My most shameful attempt at getting out of a paper was at Oxford, in the spring of 1995. I was taking tutorials from a woman at Nuffield College, and every week (as I had to in every one of my tutorials back then), I had to write a paper about whatever it was that I was studying (I can't, for the life of me, remember the course, though I'm pretty sure that it was something political or philosophical or both). We'd meet once a week for an hour or so, and I'd read my paper to her aloud (I think, she may have been one of those profs that made me turn it in early, so she could have more time to tear it apart. I forget. It's been a dozen years.), and then she'd quiz and poke and prod at my position on the paper and understanding of the general material.

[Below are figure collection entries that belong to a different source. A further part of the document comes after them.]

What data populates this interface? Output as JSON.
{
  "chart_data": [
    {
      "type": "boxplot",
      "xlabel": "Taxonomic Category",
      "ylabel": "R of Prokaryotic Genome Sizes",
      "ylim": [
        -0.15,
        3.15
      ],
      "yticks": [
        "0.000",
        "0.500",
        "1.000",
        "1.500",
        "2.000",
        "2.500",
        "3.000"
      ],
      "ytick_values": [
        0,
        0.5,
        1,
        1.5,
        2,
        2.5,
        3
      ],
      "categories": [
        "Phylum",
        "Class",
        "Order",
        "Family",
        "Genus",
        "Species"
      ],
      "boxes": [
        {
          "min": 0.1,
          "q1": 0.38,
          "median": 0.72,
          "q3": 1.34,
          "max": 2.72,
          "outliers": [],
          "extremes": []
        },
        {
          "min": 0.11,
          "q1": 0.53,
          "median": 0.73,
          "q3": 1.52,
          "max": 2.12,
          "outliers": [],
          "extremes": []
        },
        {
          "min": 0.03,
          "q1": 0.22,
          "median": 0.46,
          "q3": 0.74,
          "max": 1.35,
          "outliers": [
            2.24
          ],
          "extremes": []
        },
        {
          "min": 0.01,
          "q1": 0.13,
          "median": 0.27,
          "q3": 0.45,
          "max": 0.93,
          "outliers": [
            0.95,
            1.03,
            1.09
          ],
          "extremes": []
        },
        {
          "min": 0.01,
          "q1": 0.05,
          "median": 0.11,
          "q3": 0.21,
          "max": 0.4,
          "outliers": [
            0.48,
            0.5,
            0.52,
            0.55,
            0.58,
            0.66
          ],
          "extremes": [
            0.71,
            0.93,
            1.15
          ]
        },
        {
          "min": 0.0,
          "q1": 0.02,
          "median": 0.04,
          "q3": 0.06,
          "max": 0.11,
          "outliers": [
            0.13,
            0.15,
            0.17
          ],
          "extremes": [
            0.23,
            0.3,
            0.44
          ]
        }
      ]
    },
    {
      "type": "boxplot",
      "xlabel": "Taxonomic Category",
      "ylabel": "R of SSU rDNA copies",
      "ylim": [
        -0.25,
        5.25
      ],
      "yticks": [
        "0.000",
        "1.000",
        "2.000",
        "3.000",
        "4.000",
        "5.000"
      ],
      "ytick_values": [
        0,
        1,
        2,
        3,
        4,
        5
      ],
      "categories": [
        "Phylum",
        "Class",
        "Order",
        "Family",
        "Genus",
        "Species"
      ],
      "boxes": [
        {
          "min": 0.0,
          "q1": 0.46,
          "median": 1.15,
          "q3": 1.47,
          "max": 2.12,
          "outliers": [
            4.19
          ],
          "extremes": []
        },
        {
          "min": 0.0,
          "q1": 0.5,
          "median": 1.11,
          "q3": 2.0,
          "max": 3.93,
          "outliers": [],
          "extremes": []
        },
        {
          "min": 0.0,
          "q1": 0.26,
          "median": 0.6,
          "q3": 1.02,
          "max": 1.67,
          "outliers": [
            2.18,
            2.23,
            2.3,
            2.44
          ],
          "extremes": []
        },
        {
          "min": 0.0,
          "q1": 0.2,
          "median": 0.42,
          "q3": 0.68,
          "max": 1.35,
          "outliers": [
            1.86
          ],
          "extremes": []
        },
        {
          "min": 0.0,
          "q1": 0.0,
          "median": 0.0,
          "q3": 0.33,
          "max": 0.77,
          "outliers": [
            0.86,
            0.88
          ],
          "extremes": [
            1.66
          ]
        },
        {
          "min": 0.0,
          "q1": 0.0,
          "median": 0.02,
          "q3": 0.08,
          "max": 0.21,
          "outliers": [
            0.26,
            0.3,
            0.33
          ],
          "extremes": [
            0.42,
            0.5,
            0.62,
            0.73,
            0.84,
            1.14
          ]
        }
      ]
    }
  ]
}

Anyhow, the tutor and I got on fairly well. She was American or Canadian, and she wasn't very old. I'd been studying with her from mid January to mid March, and we'd chatted a lot about our adventures in Europe. She knew that as soon as the term was over, I was headed to Turkey and Greece to backpack by myself. She'd been in those areas a year or two before, and she lent me some of her travel guides on Turkey for reference.

So, Eighth* week loomed, and I had absolutely nothing on the paper I was supposed to write. I read the material. I sort of understood the material. I just had no inspiration to write. I was much more obssessed with a) a guy I'd met that term and quickly fell in love with, and b) my upcoming solo trip into the European interior.

I blew off the paper.

But I still had to go to the tutorial and sit there for an hour with my tutor. Awk-ward.

Fortune, though, sprang upon me. Religious riots started hitting Istanbul around that time, and there were a couple of bombs that went off in southern Turkey. I started (legitimately) worrying about that news of unrest there, as I was supposed to be hopping a train or boat or something to get to Istanbul in a few weeks. By myself. I started to revise my plans.

So I, with a straight face, told my tutor that I didn't write my paper because bombs were going off in a country several thousand miles away. Fortunately, I'd read most of the material and could talk about it, but that was a tutorial that I was thankful to get out of alive.

I never made it to Turkey. While I was in Greece, I kept on hearing reports that things were not well there, and a lot of people advised me that a single girl wasn't necessarily safe there. I went to Italy instead afterwards.

And I still feel guilty about blowing off the paper.

Which is your worst** attempt at conning a professor?

*The Oxford terms were eight weeks long. Calendars were more or less kept by which week you were in.

**Define as you will: most shameless, least successful, most cringe worthy, whatever.